I don't. I'm simply saying that parents asking children to do things they should be capable of is not being abusive.


Do you really think people are cutting off family members because parents occasionally asked them to keep their room tidy?
Anonymous
OP was the alcoholic grandma your mom? Whoever was parented by her likely has things to work through in therapy. Has that happened? It’s very hard to parent when you had no example or a bad example.
Anonymous
I know someone who has done this-the sibling of a dear friend and I spent a lot of time with them growing up. Of course it’s hard to tell from the outside but my impression knowing them for years was normal, not perfect family but no abuse, no red flags. Three of four kids have typical parents child relationship with them as adults and the fourth is estranged I know parents can treat different children differently however I will say her complaints are literally along the lines of “you let me quit ice-skating after a couple of years and I wish I had stuck with it!”)this is in the context of sibling fervently wanting to quit ice-skating.) And “other people’s dads took them on fishing trips but you never did and I got invited fishing as a 20 year old and didn’t know how!” What’s more, the sibling is also semi-estranged from my friend the other siblings for similar complaints. “You were kind of nerdy and so when I started high school the year after you at first people thought I would be nerdy too!”

It may sound like I’m making fun of the estranged sibling because the complaints are so absurd but I actually think it’s sn indication of serious mental illness. They are OBSESSED with typical childhood beefs like this and cannot stop thinking about them. It’s heartbreaking.
Anonymous
Anonymous wrote:
Anonymous wrote:
Anonymous wrote:
Anonymous wrote:
Anonymous wrote:Search “traumatok” on TikTok to see how pervasive this is. Then do not be surprised when your kids do it.


So gender dysphoria and parent instigated trauma are the new cool trends for the schools, therapists, and social media?

#UMCWhitePrivilege

Am so glad we’re not white. Totally different perspective on this BS. Oh and we go to church sometimes (gasp!).


I don’t think church is what’s helping. Plenty of kids claim to have been “traumatized” by parents making them go to church. I do think you are in to something with white and middle class. There isn’t enough real strife in their life so they imagine it to seem relatable/interesting.

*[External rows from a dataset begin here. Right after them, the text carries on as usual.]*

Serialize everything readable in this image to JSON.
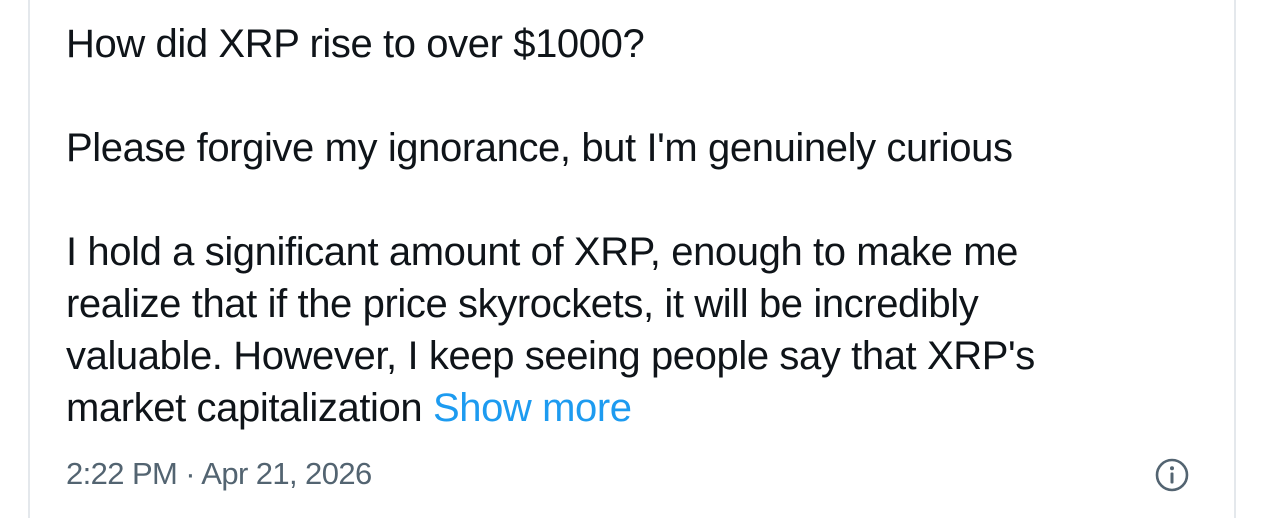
{
  "tweet": {
    "question": "How did XRP rise to over $1000?",
    "apology": "Please forgive my ignorance, but I'm genuinely curious",
    "body_lines": [
      "I hold a significant amount of XRP, enough to make me",
      "realize that if the price skyrockets, it will be incredibly",
      "valuable. However, I keep seeing people say that XRP's",
      "market capitalization"
    ],
    "show_more_label": "Show more",
    "timestamp": "2:22 PM · Apr 21, 2026"
  },
  "icons": {
    "info": "info-circle-icon"
  },
  "colors": {
    "text": "#0f1419",
    "link": "#1d9bf0",
    "muted": "#536471",
    "border": "#e4e8ec"
  }
}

Np. Real point was probably that most people don’t go to church any longer and have no universal values or biblical stories of strife to latch on to. Jewish people are quite adamant about their Hebrew school, camps, mitzvahs. Curious if they have all this manufacture angst. Seems not, their kids are focusing on their school work, activities, family and future.


Sure but they are culturally and historically also very family focused and child centric, it’s the paramount value. That has to help.


Yes that’s excellent. Other cultures have strong family values too. Do not get swept up in internet psych trends. Ride above it.